Tutorial: Introduction to Radar
Presented by:
Dr. David M. Zasada
The MITRE Corporation, USA
Course Description:
Modern radars have evolved greatly from their origins as providers of blips and blobs to highly trained operators in darkened rooms. Today, all-weather, day and night radars provide clear digital images as detailed and useful as photographs. They also provide digital symbolic representations of multiple types of air, sea, and ground moving targets over wide geographic regions. Today’s state-of-the-art radars can even provide flexible, on-demand sensing services to a large network of users. This tutorial will introduce the student to both the physics and the digital technology underpinning modern radars. The first half of this tutorial will describe how radars detect and image objects in their field of view. The second half of the tutorial will describe how radars estimate and predict the behavior of those objects.
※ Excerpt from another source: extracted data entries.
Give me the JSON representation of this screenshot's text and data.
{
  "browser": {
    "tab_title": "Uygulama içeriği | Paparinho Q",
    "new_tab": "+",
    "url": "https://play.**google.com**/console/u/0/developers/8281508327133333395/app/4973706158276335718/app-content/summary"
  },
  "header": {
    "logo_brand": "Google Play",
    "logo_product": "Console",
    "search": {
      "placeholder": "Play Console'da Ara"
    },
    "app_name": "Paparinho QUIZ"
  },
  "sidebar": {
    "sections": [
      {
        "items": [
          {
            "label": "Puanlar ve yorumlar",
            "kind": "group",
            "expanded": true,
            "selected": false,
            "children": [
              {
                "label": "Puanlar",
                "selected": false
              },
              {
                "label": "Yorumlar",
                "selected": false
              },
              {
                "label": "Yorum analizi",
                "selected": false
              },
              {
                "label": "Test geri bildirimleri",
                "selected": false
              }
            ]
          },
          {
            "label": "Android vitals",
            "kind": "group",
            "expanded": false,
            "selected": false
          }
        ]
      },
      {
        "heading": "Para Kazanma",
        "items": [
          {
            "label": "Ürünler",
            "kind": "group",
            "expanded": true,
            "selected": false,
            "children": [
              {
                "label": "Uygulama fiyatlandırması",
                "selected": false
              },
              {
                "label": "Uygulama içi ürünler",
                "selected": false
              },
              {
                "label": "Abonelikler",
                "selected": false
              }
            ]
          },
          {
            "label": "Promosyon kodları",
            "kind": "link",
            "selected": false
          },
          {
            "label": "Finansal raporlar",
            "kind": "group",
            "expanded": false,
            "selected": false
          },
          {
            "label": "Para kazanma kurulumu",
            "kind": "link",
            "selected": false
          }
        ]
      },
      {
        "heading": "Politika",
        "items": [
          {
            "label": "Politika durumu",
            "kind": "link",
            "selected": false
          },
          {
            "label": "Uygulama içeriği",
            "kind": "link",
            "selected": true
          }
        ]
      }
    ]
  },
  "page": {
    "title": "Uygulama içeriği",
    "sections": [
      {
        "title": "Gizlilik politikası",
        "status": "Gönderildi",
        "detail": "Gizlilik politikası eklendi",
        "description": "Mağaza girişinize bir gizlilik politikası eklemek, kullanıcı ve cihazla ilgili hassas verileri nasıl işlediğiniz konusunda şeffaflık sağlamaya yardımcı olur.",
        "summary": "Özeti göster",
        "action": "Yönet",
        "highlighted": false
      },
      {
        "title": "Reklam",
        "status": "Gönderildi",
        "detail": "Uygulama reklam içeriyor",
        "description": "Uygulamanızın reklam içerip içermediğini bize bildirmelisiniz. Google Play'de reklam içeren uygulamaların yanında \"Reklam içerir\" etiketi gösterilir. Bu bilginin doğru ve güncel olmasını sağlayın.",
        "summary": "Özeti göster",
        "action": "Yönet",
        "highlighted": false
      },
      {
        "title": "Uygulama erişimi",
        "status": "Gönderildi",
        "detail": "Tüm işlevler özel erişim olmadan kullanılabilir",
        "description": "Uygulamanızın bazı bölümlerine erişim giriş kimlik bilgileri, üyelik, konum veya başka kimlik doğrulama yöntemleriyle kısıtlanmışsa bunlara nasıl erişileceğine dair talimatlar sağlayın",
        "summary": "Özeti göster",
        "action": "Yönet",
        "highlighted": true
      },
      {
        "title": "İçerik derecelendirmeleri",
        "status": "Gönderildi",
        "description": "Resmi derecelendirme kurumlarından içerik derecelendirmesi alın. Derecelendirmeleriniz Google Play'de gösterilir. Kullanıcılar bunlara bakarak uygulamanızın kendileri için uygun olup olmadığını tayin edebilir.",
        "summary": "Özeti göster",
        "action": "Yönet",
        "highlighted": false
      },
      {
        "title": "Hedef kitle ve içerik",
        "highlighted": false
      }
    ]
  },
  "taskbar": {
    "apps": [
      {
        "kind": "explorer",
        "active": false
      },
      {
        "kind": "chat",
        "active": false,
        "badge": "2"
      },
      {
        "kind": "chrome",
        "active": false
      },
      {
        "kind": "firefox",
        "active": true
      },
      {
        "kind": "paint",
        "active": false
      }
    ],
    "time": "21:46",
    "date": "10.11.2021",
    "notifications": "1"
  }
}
Prerequisites: Students should have a good basic undergraduate-level understanding of advanced algebra and solid geometry. Knowledge of undergraduate electromagnetic field theory, calculus, discrete mathematics, and probability theory will be helpful but are not required.
Instructor Biography:
Dr. David Zasada
Dr. David Zasada is a Senior Principal Sensors Systems Engineer in MITRE’s Warfighter Integration Directorate (E140). His roles include Technology Director for Intelligence, Reconnaissance, and Surveillance Systems for the Warfighter Integration Directorate, Program Director for MITRE Support to AFRL, and Principal Investigator in MITRE’s Mission-Oriented Investigation and Experimentation program. He also contributes to special study teams for several DoD radar programs. He is a member of the IEEE Aerospace Electronics Systems (AES) Society, Radar Systems Panel, Radar Standards Group, Signal Processing Society, and Phi Beta Kappa. Dave received his PhD in Electrical Engineering with a concentration in radar signal processing from Syracuse University, 1995, an EE, Electrical Engineering, concentrations in communications and signal processing, Syracuse University, 1983. MS, Physics, concentration in astrophysics, Rensselaer Polytechnic Institute, 1973, and BS, Physics, concentration in low temperature physics, Georgetown University, 1971.